Not that long ago analysts and media joked that the ECB’s cunning “market fragmentation” plan – which became critical after Italian bonds crashed when markets realized that QT is not, in fact, QE and without the ECB backstopping worthless European paper said paper would trade down to its “fair value” – would consist of fighting inflation on even days with higher rates and no QE, and then fighting bond market fragmentation and soaring Italian yields on odd days with NIRP and QE.
It turns out we were not that far off, because instead of splitting QE and QT into odd and even days, the ECB will pursue bond buying vs selling broken down by geography. Reuters reports that the European Central Bank will buy bonds from Italy, Spain, Portugal and Greece with some of the proceeds it receives from maturing German, French and Dutch debt in a bid to cap spreads between their borrowing costs.
The central bank has divided the euro zone’s 19 countries into three groups – donors, recipients and neutrals – based on the size and speed of a rise in their bond spreads in recent weeks, according to conversations with a half a dozen people at the ECB’s annual forum in Sintra, Portugal. The spreads are gauged against German bonds, which serve as a de-facto benchmark for the single currency area.
In short, the ECB will buy worthless bonds with money from maturing viable bonds (those of Germany, France and Netherlands).
Which, while clearly not QT, at least has a chance of working because as we explained, only explicit bond buying by the ECB will prevent a collapse in Italian bonds.
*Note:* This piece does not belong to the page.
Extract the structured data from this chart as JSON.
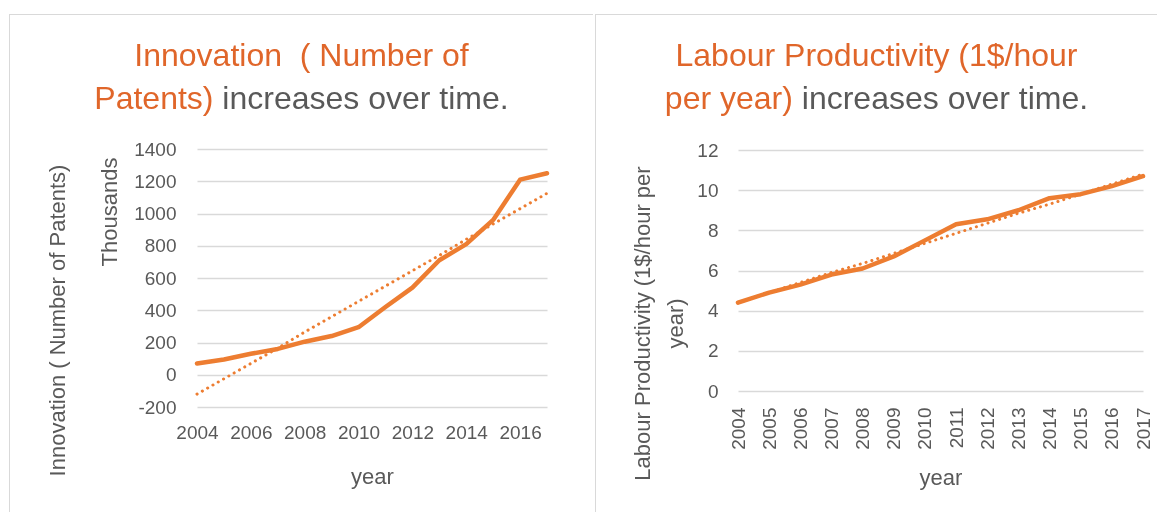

Well, that’s precisely what the ECB is doing, even if it means it can’t claim with a straight face that it is pursuing Quantitative Tightening.
Still, there is a glitch: while redemptions in July and August are substantial, the ECB knows that merely reinvesting of the proceeds will not be enough to calm investors.So the central bank has sped up work on a new tool that will allow it to make new purchases where they are needed if a country meets certain conditions. Needless to say, this is not QT. It is however, QE, and is not just a violation of Europe’s deficit funding limitations, but worse, is a targeted violation, one which will infuriate “donor” nations as soon as the next bond crisis sends core yields soaring while keeping Italian spreads artificially low.